What is the correct way to install the delta module in python?

In the example they import the module

from delta.tables import *

but i did not find the correct way to install the module in my virtual env

Currently i am using this spark param -

"spark.jars.packages": "io.delta:delta-core_2.11:0.5.0"

2 Answers

As the correct answer is hidden in the comments of the accepted solution, I thought I'd add it here.

You need to create your spark context with some extra settings and then you can import delta:

spark_session = SparkSession.builder \
    .master("local") \
    .config("spark.jars.packages", "io.delta:delta-core_2.12:0.8.0") \
    .config("spark.sql.extensions", "io.delta.sql.DeltaSparkSessionExtension") \
    .config("spark.sql.catalog.spark_catalog", "org.apache.spark.sql.delta.catalog.DeltaCatalog") \

from delta.tables import *

Annoyingly, your IDE will of course shout at you about this as the package isn't installed and you will also be operating without autocomplete and type hints.
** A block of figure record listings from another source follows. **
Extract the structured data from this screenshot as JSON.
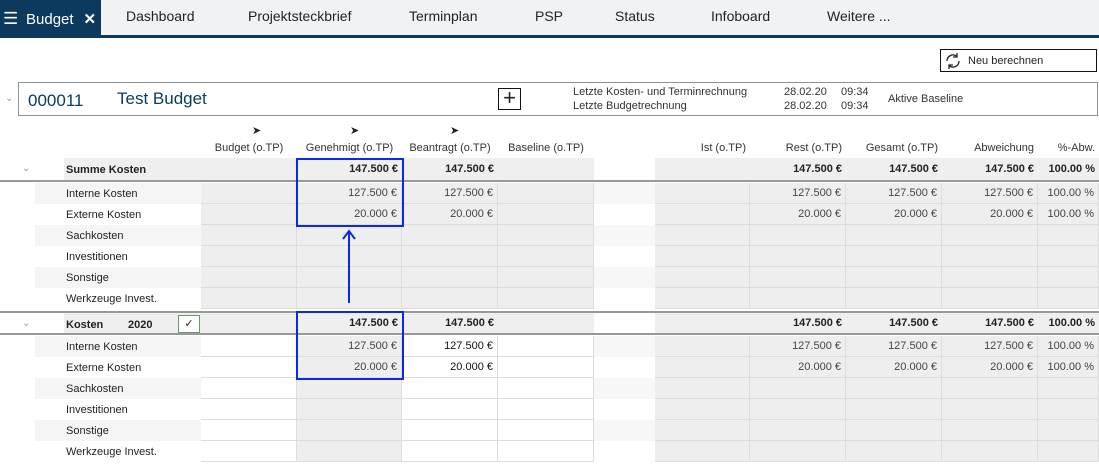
{
  "tabs": {
    "active": "Budget",
    "items": [
      "Dashboard",
      "Projektsteckbrief",
      "Terminplan",
      "PSP",
      "Status",
      "Infoboard",
      "Weitere ..."
    ]
  },
  "toolbar": {
    "recalc_label": "Neu berechnen"
  },
  "project": {
    "number": "000011",
    "name": "Test Budget",
    "last_cost_label": "Letzte Kosten- und Terminrechnung",
    "last_cost_date": "28.02.20",
    "last_cost_time": "09:34",
    "last_budget_label": "Letzte Budgetrechnung",
    "last_budget_date": "28.02.20",
    "last_budget_time": "09:34",
    "baseline_label": "Aktive Baseline"
  },
  "columns": [
    "Budget (o.TP)",
    "Genehmigt (o.TP)",
    "Beantragt (o.TP)",
    "Baseline (o.TP)",
    "Ist (o.TP)",
    "Rest (o.TP)",
    "Gesamt (o.TP)",
    "Abweichung",
    "%-Abw."
  ],
  "sections": [
    {
      "title": "Summe Kosten",
      "year": "",
      "checked": false,
      "totals": [
        "",
        "147.500 €",
        "147.500 €",
        "",
        "",
        "147.500 €",
        "147.500 €",
        "147.500 €",
        "100.00 %"
      ],
      "rows": [
        {
          "label": "Interne Kosten",
          "values": [
            "",
            "127.500 €",
            "127.500 €",
            "",
            "",
            "127.500 €",
            "127.500 €",
            "127.500 €",
            "100.00 %"
          ]
        },
        {
          "label": "Externe Kosten",
          "values": [
            "",
            "20.000 €",
            "20.000 €",
            "",
            "",
            "20.000 €",
            "20.000 €",
            "20.000 €",
            "100.00 %"
          ]
        },
        {
          "label": "Sachkosten",
          "values": [
            "",
            "",
            "",
            "",
            "",
            "",
            "",
            "",
            ""
          ]
        },
        {
          "label": "Investitionen",
          "values": [
            "",
            "",
            "",
            "",
            "",
            "",
            "",
            "",
            ""
          ]
        },
        {
          "label": "Sonstige",
          "values": [
            "",
            "",
            "",
            "",
            "",
            "",
            "",
            "",
            ""
          ]
        },
        {
          "label": "Werkzeuge Invest.",
          "values": [
            "",
            "",
            "",
            "",
            "",
            "",
            "",
            "",
            ""
          ]
        }
      ]
    },
    {
      "title": "Kosten",
      "year": "2020",
      "checked": true,
      "totals": [
        "",
        "147.500 €",
        "147.500 €",
        "",
        "",
        "147.500 €",
        "147.500 €",
        "147.500 €",
        "100.00 %"
      ],
      "rows": [
        {
          "label": "Interne Kosten",
          "values": [
            "",
            "127.500 €",
            "127.500 €",
            "",
            "",
            "127.500 €",
            "127.500 €",
            "127.500 €",
            "100.00 %"
          ]
        },
        {
          "label": "Externe Kosten",
          "values": [
            "",
            "20.000 €",
            "20.000 €",
            "",
            "",
            "20.000 €",
            "20.000 €",
            "20.000 €",
            "100.00 %"
          ]
        },
        {
          "label": "Sachkosten",
          "values": [
            "",
            "",
            "",
            "",
            "",
            "",
            "",
            "",
            ""
          ]
        },
        {
          "label": "Investitionen",
          "values": [
            "",
            "",
            "",
            "",
            "",
            "",
            "",
            "",
            ""
          ]
        },
        {
          "label": "Sonstige",
          "values": [
            "",
            "",
            "",
            "",
            "",
            "",
            "",
            "",
            ""
          ]
        },
        {
          "label": "Werkzeuge Invest.",
          "values": [
            "",
            "",
            "",
            "",
            "",
            "",
            "",
            "",
            ""
          ]
        }
      ]
    }
  ],
  "colors": {
    "accent": "#0b3a5e",
    "highlight": "#0a2ae6"
  }
}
I'm sure there's a work around and I will update if I come accross it.

The package itself is on their github here and the readme suggests you can pip install but that doesn't work. In theory you could clone it and install manually.

Because Delta's Python codes are stored inside a jar and loaded by Spark, delta module cannot be imported until SparkSession/SparkContext is created.